# I was in her sitting room



## Mramateur

What happens when a possessed ending is added onto a word which already has one? 

I was thinking of translating the sentence "I was in her sitting room".

Would it be "Onun oturma odasısındaydım"?

I haven't seen this adressed in my grammar book even though it seems pretty important.


----------



## hcanbyrm

That's a correct sentence


----------



## spiraxo

Mramateur said:


> Would it be "Onun oturma odasısındaydım"?



Onun oturma odasındaydım.


----------



## Rallino

Now try to say: "she was in my living room".


----------



## misi2991

As far as I remeber from my school days, "onun odası" is a _tamlama_ in which "onun" is referred to as _tamlayan _and "odası" as _tamlanan_. You can put a word between _tamlayan_ and _tamamlanan _as is the case with "onun oturma odası", but that does not make any difference to the suffix added to _tamlanan_. I may be wrong. But we say "onun oturma odasındaydım", not "onun oturma odasısındaydım".


----------



## Rallino

When adding a suffix to a noun that is in the _tamlama _format_, _the rule is to omit the_ tamlanan suffix _before adding the new possessive suffix. Natives don't learn this rule at school, because we do it intuitively_. _​


----------



## Mramateur

I





Rallino said:


> Now try to say: "she was in my living room".

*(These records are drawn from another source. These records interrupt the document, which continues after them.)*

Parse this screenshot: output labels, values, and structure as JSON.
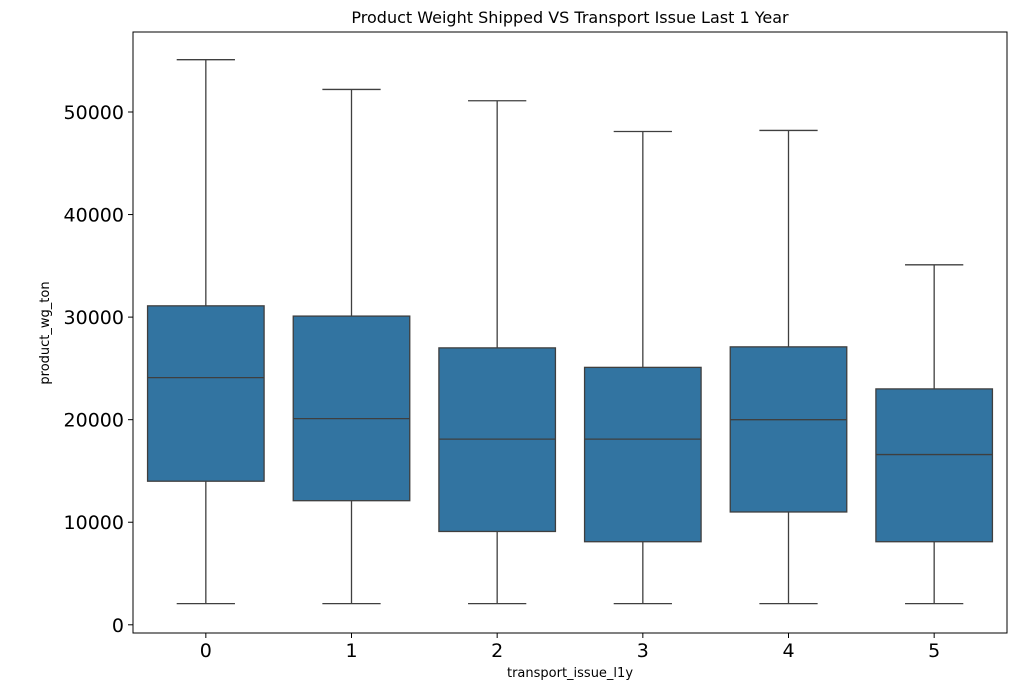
{
  "chart_data": {
    "type": "box",
    "title": "Product Weight Shipped VS Transport Issue Last 1 Year",
    "xlabel": "transport_issue_l1y",
    "ylabel": "product_wg_ton",
    "categories": [
      "0",
      "1",
      "2",
      "3",
      "4",
      "5"
    ],
    "yticks": [
      0,
      10000,
      20000,
      30000,
      40000,
      50000
    ],
    "ytick_labels": [
      "0",
      "10000",
      "20000",
      "30000",
      "40000",
      "50000"
    ],
    "ylim": [
      -800,
      57800
    ],
    "grid": false,
    "box_color": "#3274a1",
    "line_color": "#3f3f3f",
    "series": [
      {
        "category": "0",
        "min": 2065,
        "q1": 14000,
        "median": 24100,
        "q3": 31100,
        "max": 55100
      },
      {
        "category": "1",
        "min": 2065,
        "q1": 12100,
        "median": 20100,
        "q3": 30100,
        "max": 52200
      },
      {
        "category": "2",
        "min": 2065,
        "q1": 9100,
        "median": 18100,
        "q3": 27000,
        "max": 51100
      },
      {
        "category": "3",
        "min": 2065,
        "q1": 8100,
        "median": 18100,
        "q3": 25100,
        "max": 48100
      },
      {
        "category": "4",
        "min": 2065,
        "q1": 11000,
        "median": 20000,
        "q3": 27100,
        "max": 48200
      },
      {
        "category": "5",
        "min": 2065,
        "q1": 8100,
        "median": 16600,
        "q3": 23000,
        "max": 35100
      }
    ]
  }
}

I think that would be "benim oturma odasımdaydı"


----------



## Mramateur

I've read the more recent posts and I think I get it now.
"You did his homework" in Turkish would be "Onun ev ödevini yaptın", right?


----------



## spiraxo

This would help!


----------



## Mramateur

Mramateur said:


> I
> I think that would be "benim oturma odasımdaydı"


So this should have been "odamdaydı" instead.


----------



## Mramateur

spiraxo said:


> This would help!


Thanks


----------



## misi2991

Mramateur said:


> So this should have been "odamdaydı" instead.


Yes.


Mramateur said:


> I've read the more recent posts and I think I get it now.
> "You did his homework" in Turkish would be "Onun ev ödevini yaptın", right?


Yes.


----------